On the ratings front, Amazon has been the subject of a number of recent research reports. In a report issued on July 26, Cantor analyst Kip Paulson maintained a Buy rating on AMZN, with a price target of $1,050, which represents a slight upside potential from current levels. On July 25, Piper Jaffray’s Michael Olson maintained a Buy rating on the stock and has a price target of $1,200.

Starbucks Shares Slammed Following Disappointing 2Q Print

Starbucks shares plummeted nearly 6% this afternoon, after the company’s fiscal third-quarter sales missed Wall Street’s projections. The company posted earnings of $0.55 per share on $5.66 billion in revenue, compared to consensus estimate of $0.55 on $5.75 billion in revenue, respectively. In addition, Starbucks lowered its full-year net earnings per share target to a range of $1.96 to $1.97 from a previously lowered forecast of $2.06 to $2.10, following a deceleration in U.S. same-store sales that has continued into July.

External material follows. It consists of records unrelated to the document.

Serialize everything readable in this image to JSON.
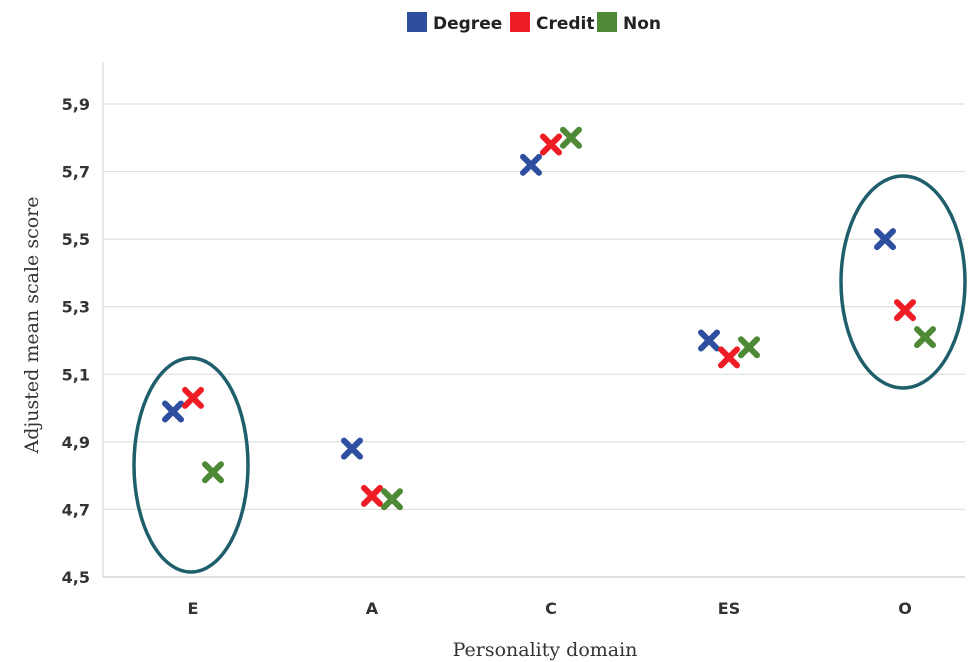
{
  "chart_data": {
    "type": "scatter",
    "title": "",
    "xlabel": "Personality domain",
    "ylabel": "Adjusted mean scale score",
    "categories": [
      "E",
      "A",
      "C",
      "ES",
      "O"
    ],
    "ylim": [
      4.5,
      5.9
    ],
    "yticks": [
      "4,5",
      "4,7",
      "4,9",
      "5,1",
      "5,3",
      "5,5",
      "5,7",
      "5,9"
    ],
    "yticks_values": [
      4.5,
      4.7,
      4.9,
      5.1,
      5.3,
      5.5,
      5.7,
      5.9
    ],
    "grid": true,
    "legend_position": "top-center",
    "marker": "x",
    "series": [
      {
        "name": "Degree",
        "color": "#2e4fa0",
        "values": [
          4.99,
          4.88,
          5.72,
          5.2,
          5.5
        ]
      },
      {
        "name": "Credit",
        "color": "#ee1c24",
        "values": [
          5.03,
          4.74,
          5.78,
          5.15,
          5.29
        ]
      },
      {
        "name": "Non",
        "color": "#4e8a36",
        "values": [
          4.81,
          4.73,
          5.8,
          5.18,
          5.21
        ]
      }
    ],
    "highlights": [
      {
        "category": "E",
        "shape": "ellipse",
        "color": "#1e5f6b"
      },
      {
        "category": "O",
        "shape": "ellipse",
        "color": "#1e5f6b"
      }
    ]
  }
}
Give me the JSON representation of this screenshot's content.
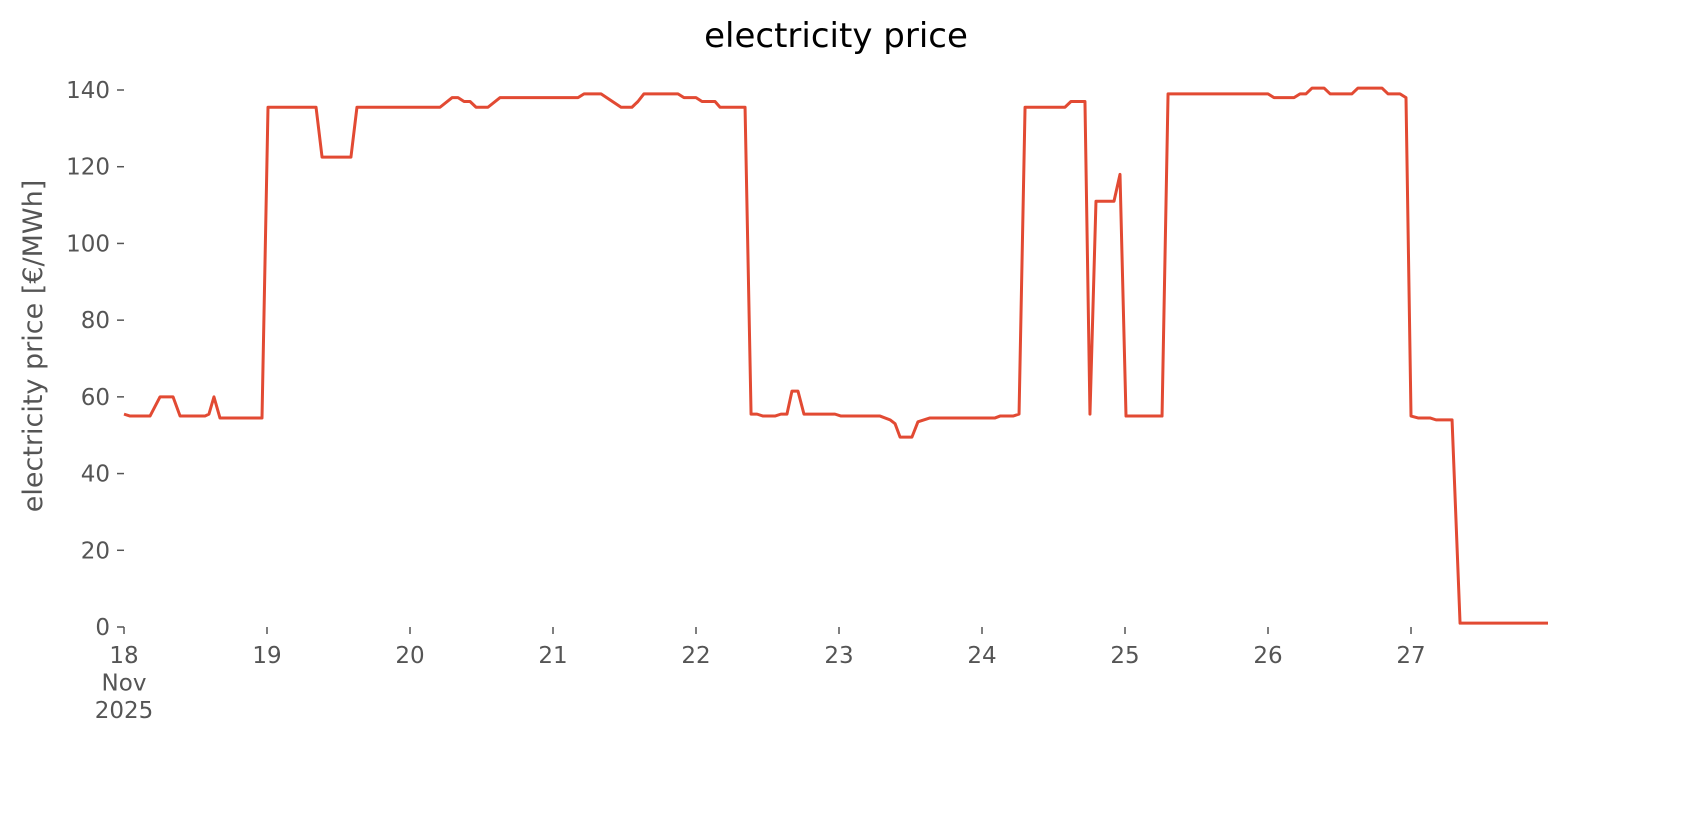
{
  "chart_data": {
    "type": "line",
    "title": "electricity price",
    "ylabel": "electricity price [€/MWh]",
    "xlim": [
      18,
      27.958
    ],
    "ylim": [
      0,
      140
    ],
    "xticks": [
      {
        "value": 18,
        "label": "18\nNov\n2025"
      },
      19,
      20,
      21,
      22,
      23,
      24,
      25,
      26,
      27
    ],
    "yticks": [
      0,
      20,
      40,
      60,
      80,
      100,
      120,
      140
    ],
    "series": [
      {
        "name": "electricity price",
        "color": "#e24a33",
        "x": [
          18.0,
          18.042,
          18.182,
          18.252,
          18.343,
          18.392,
          18.566,
          18.594,
          18.629,
          18.671,
          18.965,
          19.007,
          19.343,
          19.385,
          19.587,
          19.629,
          20.21,
          20.294,
          20.336,
          20.378,
          20.42,
          20.462,
          20.545,
          20.629,
          21.175,
          21.217,
          21.336,
          21.476,
          21.552,
          21.594,
          21.636,
          21.874,
          21.916,
          22.0,
          22.042,
          22.133,
          22.168,
          22.343,
          22.385,
          22.427,
          22.469,
          22.552,
          22.594,
          22.636,
          22.671,
          22.713,
          22.755,
          22.972,
          23.014,
          23.287,
          23.357,
          23.392,
          23.427,
          23.51,
          23.552,
          23.636,
          24.091,
          24.126,
          24.217,
          24.259,
          24.301,
          24.58,
          24.622,
          24.72,
          24.755,
          24.797,
          24.923,
          24.965,
          25.007,
          25.259,
          25.301,
          26.0,
          26.042,
          26.182,
          26.224,
          26.266,
          26.308,
          26.392,
          26.434,
          26.587,
          26.629,
          26.797,
          26.839,
          26.923,
          26.965,
          27.0,
          27.049,
          27.133,
          27.175,
          27.287,
          27.343,
          27.958
        ],
        "values": [
          55.5,
          55,
          55,
          60,
          60,
          55,
          55,
          55.5,
          60,
          54.5,
          54.5,
          135.5,
          135.5,
          122.5,
          122.5,
          135.5,
          135.5,
          138,
          138,
          137,
          137,
          135.5,
          135.5,
          138,
          138,
          139,
          139,
          135.5,
          135.5,
          137,
          139,
          139,
          138,
          138,
          137,
          137,
          135.5,
          135.5,
          55.5,
          55.5,
          55,
          55,
          55.5,
          55.5,
          61.5,
          61.5,
          55.5,
          55.5,
          55,
          55,
          54,
          53,
          49.5,
          49.5,
          53.5,
          54.5,
          54.5,
          55,
          55,
          55.5,
          135.5,
          135.5,
          137,
          137,
          55.5,
          111,
          111,
          118,
          55,
          55,
          139,
          139,
          138,
          138,
          139,
          139,
          140.5,
          140.5,
          139,
          139,
          140.5,
          140.5,
          139,
          139,
          138,
          55,
          54.5,
          54.5,
          54,
          54,
          1,
          1
        ]
      }
    ]
  }
}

Starbucks CEO Kevin Johnson stated, “Starbucks leveraged food and beverage innovation, an elevated in-store experience and personalized digital connections to our customers to deliver another quarter of record financial and operating performance, despite the softness impacting our principal sectors overall […] Continued focus on execution against our strategic priorities enabled us to gain share and positions us well for the future.”

Starbucks CFO Scott Maw added, “Starbucks once again reported record operating and financial performance in Q3 – reflecting the back-half acceleration we’ve been anticipating […] Nonetheless, despite posting record performance in Q3 and further extending our lead compared to the industry overall, the combination of trends in the quarter and ongoing macro pressures impacting the retail and restaurant sectors has us a bit more cautious going into Q4.”

Out of the 28 analysts polled in the past 12 months, 21 rate Starbucks stock a Buy, while 7 rate the stock a Hold. With a return potential of 11%, the stock’s consensus target price stands at $66.